PROTEIN FAMILY CLASSIFICATION USING THE DEEP LEARNING MODELS
Understanding the relationship between amino acid and protein sequence is long standing problem in molecular biology and scientific implications.
We develop deep learning model that learns the relationship between unaligned amino acid sequences and their functional classification across all 17929 families PFAM database.
Business/Real World problem:
The task is: given the amino acid sequence of the protein domain, predict which class it belongs to. There are about 1 million training examples, and 17929 output classes.
we use the unaligned sequence data to train deep learning models to learn the distribution across the protein families to find the joint optimization.
we divide the data into train, development and cross- validation set. we use the train data to train our models , development data can be for the cross validation , test data is reserved for the evaluations.
we have various fields in the data
description of features:-
- sequence_name: Sequence name, in the form “$uniprot_accession_id/$start_index-$end_index”.
- sequence: These are usually the input features to your model. Amino acid sequence for this domain.
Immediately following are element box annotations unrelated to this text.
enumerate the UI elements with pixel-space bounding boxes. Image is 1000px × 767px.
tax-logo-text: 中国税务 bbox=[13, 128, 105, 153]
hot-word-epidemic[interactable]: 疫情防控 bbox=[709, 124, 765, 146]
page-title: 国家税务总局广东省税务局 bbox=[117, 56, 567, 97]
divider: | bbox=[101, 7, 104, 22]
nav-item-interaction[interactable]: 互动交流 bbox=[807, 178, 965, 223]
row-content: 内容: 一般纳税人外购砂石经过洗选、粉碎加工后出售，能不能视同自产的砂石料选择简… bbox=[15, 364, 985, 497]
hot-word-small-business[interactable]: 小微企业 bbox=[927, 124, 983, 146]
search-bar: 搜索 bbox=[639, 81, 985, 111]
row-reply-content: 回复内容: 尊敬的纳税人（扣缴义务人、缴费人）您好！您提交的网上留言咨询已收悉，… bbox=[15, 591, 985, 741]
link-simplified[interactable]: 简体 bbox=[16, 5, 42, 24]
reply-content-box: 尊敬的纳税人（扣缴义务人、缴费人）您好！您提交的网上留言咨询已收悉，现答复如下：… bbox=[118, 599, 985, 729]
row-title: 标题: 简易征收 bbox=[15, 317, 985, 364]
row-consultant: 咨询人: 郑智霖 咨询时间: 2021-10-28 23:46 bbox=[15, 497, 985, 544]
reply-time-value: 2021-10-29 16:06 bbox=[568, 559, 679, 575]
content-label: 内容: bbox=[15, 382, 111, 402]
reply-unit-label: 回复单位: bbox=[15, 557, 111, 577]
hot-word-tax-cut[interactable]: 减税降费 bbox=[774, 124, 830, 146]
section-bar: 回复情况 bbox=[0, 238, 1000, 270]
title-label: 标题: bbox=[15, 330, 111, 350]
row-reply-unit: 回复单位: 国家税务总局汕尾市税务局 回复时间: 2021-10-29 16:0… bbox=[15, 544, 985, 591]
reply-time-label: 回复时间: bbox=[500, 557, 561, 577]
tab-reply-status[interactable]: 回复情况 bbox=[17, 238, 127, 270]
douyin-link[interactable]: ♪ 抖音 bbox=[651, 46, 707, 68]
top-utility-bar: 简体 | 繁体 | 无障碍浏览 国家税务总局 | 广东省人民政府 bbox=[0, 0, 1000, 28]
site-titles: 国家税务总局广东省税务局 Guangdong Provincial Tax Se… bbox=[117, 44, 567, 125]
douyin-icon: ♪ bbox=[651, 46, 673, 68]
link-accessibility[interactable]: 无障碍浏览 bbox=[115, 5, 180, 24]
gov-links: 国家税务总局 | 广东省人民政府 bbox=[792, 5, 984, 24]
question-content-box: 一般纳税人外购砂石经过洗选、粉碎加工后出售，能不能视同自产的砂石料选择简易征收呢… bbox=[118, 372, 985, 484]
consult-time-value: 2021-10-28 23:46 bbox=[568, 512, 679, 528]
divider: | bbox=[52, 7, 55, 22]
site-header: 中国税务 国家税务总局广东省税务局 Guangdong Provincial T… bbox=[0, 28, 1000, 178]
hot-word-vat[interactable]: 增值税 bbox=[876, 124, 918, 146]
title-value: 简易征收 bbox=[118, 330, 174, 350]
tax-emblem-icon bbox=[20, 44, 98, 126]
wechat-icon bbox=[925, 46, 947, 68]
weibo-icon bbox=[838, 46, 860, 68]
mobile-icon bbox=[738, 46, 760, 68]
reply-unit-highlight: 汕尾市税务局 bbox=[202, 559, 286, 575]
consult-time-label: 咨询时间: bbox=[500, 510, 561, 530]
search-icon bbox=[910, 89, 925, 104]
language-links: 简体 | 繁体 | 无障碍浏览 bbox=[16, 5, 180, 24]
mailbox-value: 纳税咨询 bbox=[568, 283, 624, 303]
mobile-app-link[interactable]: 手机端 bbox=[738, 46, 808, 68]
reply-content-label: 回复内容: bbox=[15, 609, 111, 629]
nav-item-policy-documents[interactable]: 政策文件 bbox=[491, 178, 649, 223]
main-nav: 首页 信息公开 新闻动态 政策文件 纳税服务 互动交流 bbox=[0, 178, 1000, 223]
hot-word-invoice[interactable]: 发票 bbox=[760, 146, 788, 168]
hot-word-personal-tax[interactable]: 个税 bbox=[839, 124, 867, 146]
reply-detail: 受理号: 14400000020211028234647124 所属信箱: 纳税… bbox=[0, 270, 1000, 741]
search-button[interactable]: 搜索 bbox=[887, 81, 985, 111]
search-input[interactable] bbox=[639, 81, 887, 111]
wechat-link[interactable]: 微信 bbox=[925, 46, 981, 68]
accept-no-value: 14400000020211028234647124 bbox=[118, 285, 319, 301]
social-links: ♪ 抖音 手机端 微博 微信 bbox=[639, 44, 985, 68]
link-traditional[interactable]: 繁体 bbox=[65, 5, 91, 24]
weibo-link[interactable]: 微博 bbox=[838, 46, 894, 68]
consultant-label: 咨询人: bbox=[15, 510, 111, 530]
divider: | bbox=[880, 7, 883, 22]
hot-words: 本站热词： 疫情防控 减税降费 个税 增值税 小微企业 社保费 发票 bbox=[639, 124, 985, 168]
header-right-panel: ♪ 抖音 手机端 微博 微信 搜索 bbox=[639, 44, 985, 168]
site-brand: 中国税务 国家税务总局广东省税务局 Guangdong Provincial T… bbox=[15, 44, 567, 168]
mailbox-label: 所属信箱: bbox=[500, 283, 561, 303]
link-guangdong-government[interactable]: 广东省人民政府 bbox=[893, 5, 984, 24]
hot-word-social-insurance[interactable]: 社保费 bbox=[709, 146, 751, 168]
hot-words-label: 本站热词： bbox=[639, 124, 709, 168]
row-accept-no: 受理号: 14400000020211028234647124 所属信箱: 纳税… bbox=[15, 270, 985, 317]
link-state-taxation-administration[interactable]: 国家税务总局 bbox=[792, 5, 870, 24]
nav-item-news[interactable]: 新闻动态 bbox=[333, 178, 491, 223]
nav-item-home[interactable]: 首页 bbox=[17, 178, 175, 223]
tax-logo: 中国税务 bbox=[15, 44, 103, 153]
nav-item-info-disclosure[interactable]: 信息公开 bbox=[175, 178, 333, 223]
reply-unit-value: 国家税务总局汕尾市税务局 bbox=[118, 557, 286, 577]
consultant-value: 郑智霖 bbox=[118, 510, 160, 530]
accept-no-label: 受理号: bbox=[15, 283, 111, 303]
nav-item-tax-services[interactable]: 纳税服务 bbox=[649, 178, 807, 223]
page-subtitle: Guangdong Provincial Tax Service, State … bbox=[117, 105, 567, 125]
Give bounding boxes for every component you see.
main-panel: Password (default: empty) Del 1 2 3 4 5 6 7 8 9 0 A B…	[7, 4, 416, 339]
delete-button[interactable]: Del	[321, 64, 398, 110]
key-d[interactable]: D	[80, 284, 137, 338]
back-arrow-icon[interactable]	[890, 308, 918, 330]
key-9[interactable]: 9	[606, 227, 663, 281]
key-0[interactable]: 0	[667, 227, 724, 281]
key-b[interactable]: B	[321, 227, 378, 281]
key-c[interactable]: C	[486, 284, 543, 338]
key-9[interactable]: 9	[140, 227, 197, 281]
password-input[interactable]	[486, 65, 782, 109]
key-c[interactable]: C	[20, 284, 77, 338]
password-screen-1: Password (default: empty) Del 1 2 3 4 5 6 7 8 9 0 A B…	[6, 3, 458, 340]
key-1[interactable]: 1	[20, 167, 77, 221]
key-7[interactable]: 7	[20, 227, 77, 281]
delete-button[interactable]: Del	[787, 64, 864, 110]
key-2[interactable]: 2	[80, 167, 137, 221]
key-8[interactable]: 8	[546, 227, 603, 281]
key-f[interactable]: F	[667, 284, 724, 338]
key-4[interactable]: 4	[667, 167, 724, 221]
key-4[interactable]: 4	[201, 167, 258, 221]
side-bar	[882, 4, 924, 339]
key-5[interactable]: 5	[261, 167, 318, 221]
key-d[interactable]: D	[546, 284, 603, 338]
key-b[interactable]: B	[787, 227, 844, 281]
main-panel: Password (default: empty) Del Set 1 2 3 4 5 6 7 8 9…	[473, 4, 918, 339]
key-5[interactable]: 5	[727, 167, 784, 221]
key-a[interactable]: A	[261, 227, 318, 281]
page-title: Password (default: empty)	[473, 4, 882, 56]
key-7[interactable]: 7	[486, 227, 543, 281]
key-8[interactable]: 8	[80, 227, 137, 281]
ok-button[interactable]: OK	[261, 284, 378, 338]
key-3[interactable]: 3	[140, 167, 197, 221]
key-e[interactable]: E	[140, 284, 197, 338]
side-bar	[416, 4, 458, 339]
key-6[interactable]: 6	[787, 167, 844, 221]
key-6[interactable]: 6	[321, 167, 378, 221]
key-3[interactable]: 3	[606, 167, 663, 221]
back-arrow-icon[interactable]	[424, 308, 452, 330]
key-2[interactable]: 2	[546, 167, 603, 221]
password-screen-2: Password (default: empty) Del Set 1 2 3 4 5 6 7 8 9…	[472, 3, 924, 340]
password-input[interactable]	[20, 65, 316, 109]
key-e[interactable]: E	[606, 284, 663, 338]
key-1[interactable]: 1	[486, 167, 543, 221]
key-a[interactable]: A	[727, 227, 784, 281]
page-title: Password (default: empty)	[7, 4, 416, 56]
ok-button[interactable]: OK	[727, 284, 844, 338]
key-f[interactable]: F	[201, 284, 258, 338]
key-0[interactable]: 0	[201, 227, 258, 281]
There are 20 very common amino acids (frequency > 1,000,000), and 4 amino acids that are quite uncommon: X, U, B, O, Z.
- family_accession: These are usually the labels for your model. Accession number in form PFxxxxx.y (Pfam), where xxxxx is the family accession, and y is the version number.
- family_id: One word name for family.
- aligned_sequence: Contains a single sequence from the multiple sequence alignment.
Exploratory Data Analysis :
we perform the data visualization to understand the data and to remove the outliers that are present in the data . we also analyse the behavior of the data so that we can do the feature extraction and feature engineering over the data .
Feature extraction and feature engineering :
The input network maps a sequence of L amino acids to (L,26) binary array which are nothing but the alphabets that are present in the amino acids, where the each column is amino acid representation.
Sequences are padded to the length of longest sequence in the batch to (L,26) array containing the one hot amino acid representation of the sequence (L,F) array that contains the embedding for the sequence residue. All processing in the the subsequent embedding network is designed such that it is invariant to the padding that was introduced for a given sequence.
we have the class labels which are nothing but the family_accession that are provided in the data are label encoded to set as the target variables.
Our ProtCNN networks use residual networks (ResNets ,a variant of convolutional neural networks that train faster and are more stable, even with many layers The ProtCNN networks are translationally invariant, advantage for working with unaligned protein sequence data. Convolutional architectures build up layered representations spanning many residues. An n-dilated 1d-convolution takes standard convolution operations over every nth element in a sequence, allowing local and global information to be combined without greatly increasing the number of model parameters.
We use the Adam optimizer .The learning rate is subject to exponential decay.At train time, we present the model with randomly-drawn batches.
An important composite hyperparameter is the receptive field size of each per-residue feature, which describes the length of the subsequence that affects its value. Using dilated convolutions enables larger receptive field sizes to be obtained without an explosion in the number of model parameters. To our knowledge, this is the first application of dilated convolutions to protein sequence classification. The (L,F) array is then pooled along the length of the sequence ensuring invariance to padding.
BiLSTM is an extension of LSTM, in which an additional recurrence starts from the last timestep of the forward recurrence and proceeds backward to the first timestep of the forward recurrence. The information in the “future” steps thus can be captured and aids predictions making at earlier timesteps .
Increasing the number of model parameters via the number of filters, the kernel size and increasing the batch size can all produce performance improvements. Fundamentally, the memory footprint of the models we trained was limited by the amount of memory available on a single GPU, necessitating trade offs among these different factors. Among the experiments that we ran the best performing ProtCNN for Pfam full consisted of a single residual block with 2000 filters, a kernel size of 26, and a batch size of 128.
In addition to the CNN models we also trained a recurrent neural network (RNN) with single-layer bidirectional LSTM , which achieved accuracy of 0.982 on the Pfam seed dataset.